Lab #3: Streak Plate, Culture Transfer Instruments and Techniques, Isolation and Maintenance of Pure Culture

Lab #3: Streak Plate, Culture Transfer Instruments and Techniques,

Isolation and Maintenance of Pure Culture

Introduction

                  Microorganisms are basically everywhere in the environment. Like us, they are generally living as a giant mix of population or communities. However, in our case we want to single out the bacteria on focus on one at a time. In order to do this, one has to isolate each bacteria into pure cultures. Another words we have to differentiate each type, we can do this by using a selective or differential growth media. This will differentiate the bacteria into selective areas or colors for you to single out. Now the fun part… Once you have isolated the selected bacteria you want to study then you can literally pick it up with a toothpick and incubate it in some LB broth. This multiplies the bacteria exponentially allowing you to harvest if you feel like being evil and freezing them for later use then that’s also an option.

Methods and Materials

                  Before working with your microbes, your work space must be nice and sanitary. Mainly for not contaminating your culture but also because your partner may be dirty and smell bad. Who knows! But anyway, you have to slap on your rubbers like your local doctor and sanitize your lab table with college kids best friend (Alcohol). This allows you to not contaminate your culture and keeping it that pure culture you spent so much time growing. So grab some paper towels and at least 70 percent ethanol (not recommended in drinking) and wipe down your table as well as your gloves.

                  Now you are ready to streak some plates! Use a sterile toothpick and your frozen stock of cultured microbes and give it a dip. Use a spreading technique shown below on a sterile dish provided usually by a nice lab guy. You will need about three to four toothpicks, each time dragging your microbes along the dish with a jelly like substance you set up for them. This is how it should look

Figure 1. Streak Plate Technique Methodology. Source: http://www.personal.psu.edu/faculty/k/h/khb4/enve301/301labs/lab4pureculture.html

                  Now that you plated the little guys, you have to incubate them at a temperature of about 37 degrees C for around 24 hours. Now after time has passed and so has your patience then remove from the incubator. Use another toothpick and pick up a nice lonely isolated colony and swirl it in a sterile flask with some yummy LB broth (liquid). Throw it back it an incubator at 37 degrees C for 24 hours, however add a spin of about 100 rpms to it so it gets a nice mix.

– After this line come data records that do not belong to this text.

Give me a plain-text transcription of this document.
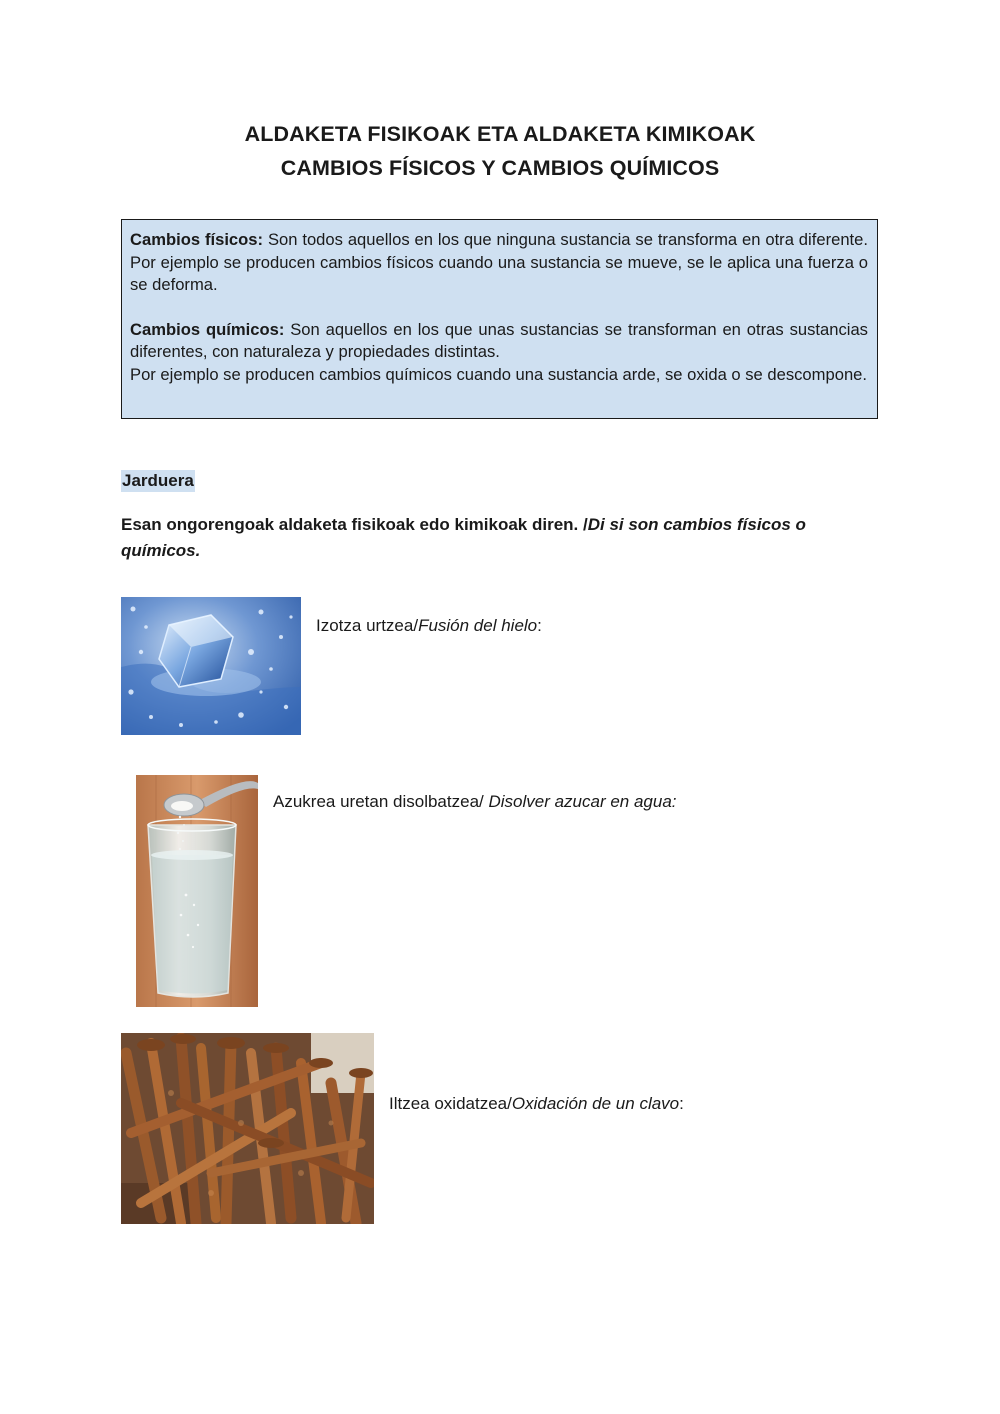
ALDAKETA FISIKOAK ETA ALDAKETA KIMIKOAK
CAMBIOS FÍSICOS Y CAMBIOS QUÍMICOS

Cambios físicos: Son todos aquellos en los que ninguna sustancia se transforma en otra diferente. Por ejemplo se producen cambios físicos cuando una sustancia se mueve, se le aplica una fuerza o se deforma.

Cambios químicos: Son aquellos en los que unas sustancias se transforman en otras sustancias diferentes, con naturaleza y propiedades distintas.

Por ejemplo se producen cambios químicos cuando una sustancia arde, se oxida o se descompone.

Jarduera
Esan ongorengoak aldaketa fisikoak edo kimikoak diren. /Di si son cambios físicos o químicos.
Izotza urtzea/Fusión del hielo:
Azukrea uretan disolbatzea/ Disolver azucar en agua:
Iltzea oxidatzea/Oxidación de un clavo:
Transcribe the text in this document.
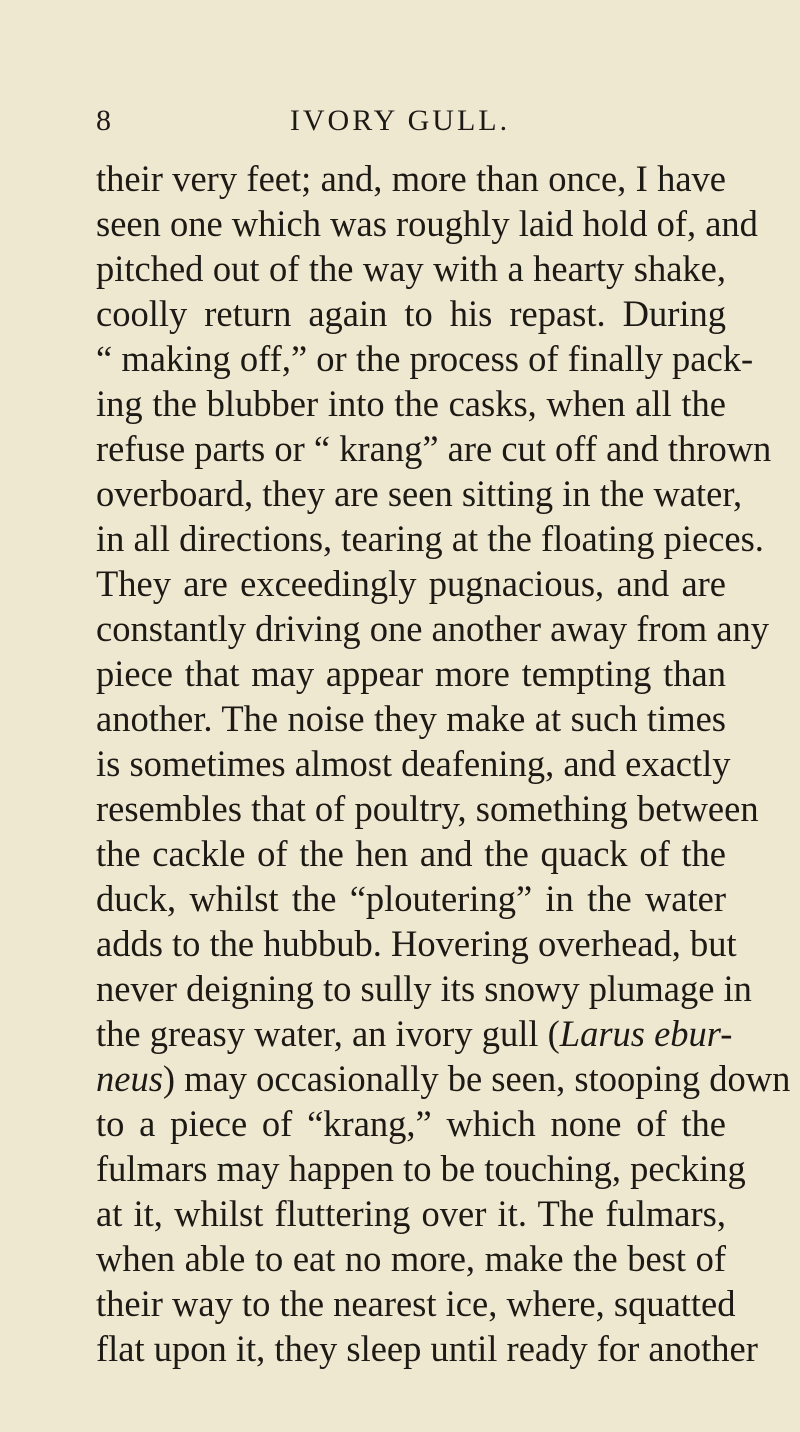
8	IVORY GULL.
their very feet; and, more than once, I have
seen one which was roughly laid hold of, and
pitched out of the way with a hearty shake,
coolly return again to his repast. During
“ making off,” or the process of finally pack-
ing the blubber into the casks, when all the
refuse parts or “ krang” are cut off and thrown
overboard, they are seen sitting in the water,
in all directions, tearing at the floating pieces.
They are exceedingly pugnacious, and are
constantly driving one another away from any
piece that may appear more tempting than
another. The noise they make at such times
is sometimes almost deafening, and exactly
resembles that of poultry, something between
the cackle of the hen and the quack of the
duck, whilst the “ploutering” in the water
adds to the hubbub. Hovering overhead, but
never deigning to sully its snowy plumage in
the greasy water, an ivory gull (Larus ebur-
neus) may occasionally be seen, stooping down
to a piece of “krang,” which none of the
fulmars may happen to be touching, pecking
at it, whilst fluttering over it. The fulmars,
when able to eat no more, make the best of
their way to the nearest ice, where, squatted
flat upon it, they sleep until ready for another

                  Now you can use the incubated microbes in the LB broth as a growth curve. Use a sterile pipette tip and transfer 1 mL of culture to a flask of sterile broth. This allows for the growth curve to begin. If a frozen stock sparks some interest then combine 1 mL of the log phase E.coli with 1 mL of glycerol (stops from killing the cells) in a cryogenic tube at 80 degrees C below (-80).

We are beautiful 

Results

                  This is still a set up lab for a future lab so no results just yet, stay tuned for results.

Discussion

                   As a personal note, do not tear the gel-like substance that was made previously when applying your frozen culture with a toothpick. This is very easy to do so don’t go at it like a mad man like me.

                  Don’t forget to add glycerol to your culture if you want to freeze them for later use. If you forget then this will kill them all and all that time was wasted for nothing.